Dar stygmatów otrzymała w wigilię uroczystości Serca Pana Jezusa, 8 czerwca 1899 roku. Św. Gemma opisała szczegółowo ten moment: „Był wieczór, ogarnął mnie ogromny żal za grzechy, jakiego dotąd nie odczuwałam. Uświadomiłam sobie równocześnie wszystkie cierpienia, jakie Pan Jezus poniósł dla mego zbawienia. I oto znalazłam się w obecności mej Matki. Po Jej prawej ręce stał Anioł Stróż. Kochająca Matka nakazała mi wzbudzić żal serdeczny za grzechy, a gdy to uczyniłam, zwróciła się do mnie ze słowami: «Córko, w imię Jezusa masz odpuszczone grzechy. Jezus, mój Syn, bardzo cię ukochał i pragnie dać ci dowód swojej szczególnej łaski. Czy zechcesz okazać się jej godną? Ja ci będę Matką. Czy chcesz mi się okazać prawdziwą córką?» Po czym rozchyliła swój płaszcz i okryła mnie nim. W tej chwili ukazał mi się Pan Jezus.

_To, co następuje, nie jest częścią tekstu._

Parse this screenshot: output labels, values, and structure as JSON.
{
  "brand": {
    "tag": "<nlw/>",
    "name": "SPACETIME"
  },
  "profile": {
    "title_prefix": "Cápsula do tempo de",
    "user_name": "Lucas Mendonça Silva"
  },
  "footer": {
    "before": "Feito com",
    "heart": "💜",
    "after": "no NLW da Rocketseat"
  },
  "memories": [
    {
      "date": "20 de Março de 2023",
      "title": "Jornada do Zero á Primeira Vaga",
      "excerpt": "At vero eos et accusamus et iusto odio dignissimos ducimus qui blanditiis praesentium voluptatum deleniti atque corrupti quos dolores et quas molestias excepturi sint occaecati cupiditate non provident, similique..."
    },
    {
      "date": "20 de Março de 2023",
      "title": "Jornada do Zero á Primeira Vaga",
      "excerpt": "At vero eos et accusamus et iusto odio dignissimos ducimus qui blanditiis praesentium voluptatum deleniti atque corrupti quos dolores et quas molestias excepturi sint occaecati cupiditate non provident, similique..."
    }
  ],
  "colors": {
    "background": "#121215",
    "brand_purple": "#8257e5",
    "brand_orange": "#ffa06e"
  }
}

Jego wszystkie rany były otwarte, lecz zamiast krwi wydobywały się z nich płomienie. Natychmiast te płomienie dotknęły moich dłoni, stóp i serca. Miałam wrażenie, że z bólu umieram, i gdyby mnie nie podtrzymała Matka Boża, byłabym upadła na ziemię. Gdy przyszłam do siebie, stwierdziłam, że klęczałam na podłodze. W rękach, w stopach i w sercu wciąż odczuwałam przejmujący ból. Kiedy się podniosłam, zauważyłam, że miejsca, w których odczuwałam ból, silnie krwawią. Okryłam je, jak mogłam, i przy pomocy Anioła Stróża dowlokłam się do łóżka (...). Boleści ustały dopiero w piątek o godzinie trzeciej po południu”. Stygmaty odnawiały się u św. Gemmy regularnie. Co tydzień przeżywała ból razem z Jezusem. Rany zaczynały krwawić w czwartki wieczorem, a kończyły o godzinie 15.00 w piątki. Dwa lata później św. Gemma Galgani została naznaczona kolejnymi stygmatami: korony cierniowej i śladów biczowania.

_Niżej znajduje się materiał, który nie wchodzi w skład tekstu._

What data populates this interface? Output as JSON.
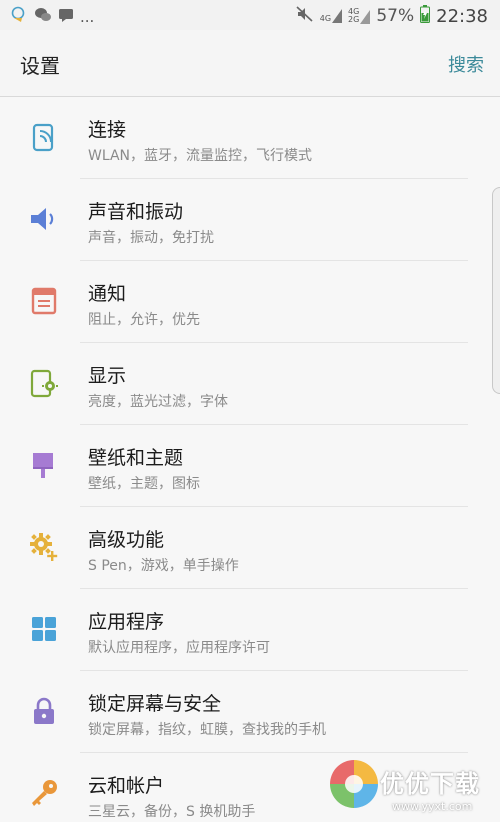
{
  "status_bar": {
    "left_icons": [
      "chat-bubble-icon",
      "wechat-icon",
      "message-icon"
    ],
    "more": "...",
    "network_1": "4G",
    "network_2a": "4G",
    "network_2b": "2G",
    "battery_percent": "57%",
    "time": "22:38"
  },
  "header": {
    "title": "设置",
    "search_label": "搜索"
  },
  "settings": [
    {
      "title": "连接",
      "subtitle": "WLAN，蓝牙，流量监控，飞行模式",
      "icon": "connections-icon",
      "color": "#4aa0c8"
    },
    {
      "title": "声音和振动",
      "subtitle": "声音，振动，免打扰",
      "icon": "speaker-icon",
      "color": "#5b7fd6"
    },
    {
      "title": "通知",
      "subtitle": "阻止，允许，优先",
      "icon": "notification-icon",
      "color": "#e07a6a"
    },
    {
      "title": "显示",
      "subtitle": "亮度，蓝光过滤，字体",
      "icon": "display-icon",
      "color": "#7fa83a"
    },
    {
      "title": "壁纸和主题",
      "subtitle": "壁纸，主题，图标",
      "icon": "wallpaper-icon",
      "color": "#a67bd3"
    },
    {
      "title": "高级功能",
      "subtitle": "S Pen，游戏，单手操作",
      "icon": "advanced-gear-icon",
      "color": "#e5b13b"
    },
    {
      "title": "应用程序",
      "subtitle": "默认应用程序，应用程序许可",
      "icon": "apps-grid-icon",
      "color": "#4aa3d8"
    },
    {
      "title": "锁定屏幕与安全",
      "subtitle": "锁定屏幕，指纹，虹膜，查找我的手机",
      "icon": "lock-icon",
      "color": "#8b78c9"
    },
    {
      "title": "云和帐户",
      "subtitle": "三星云，备份，S 换机助手",
      "icon": "key-icon",
      "color": "#e9973a"
    }
  ],
  "watermark": {
    "text": "优优下载",
    "url": "www.yyxt.com"
  }
}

Kobieta zmarła 11 kwietnia 1903 roku. Miała 25 lat. Papież Pius XI włączył Gemmę do grona błogosławionych w 1933 roku, a papież Pius XII w roku 1940 dokonał jej kanonizacji. Powodem uznania świętości było świadome, milczące przyjęcie przez Gemmę cierpienia. Dziś patronuje szczególnie studentom oraz aptekarzom.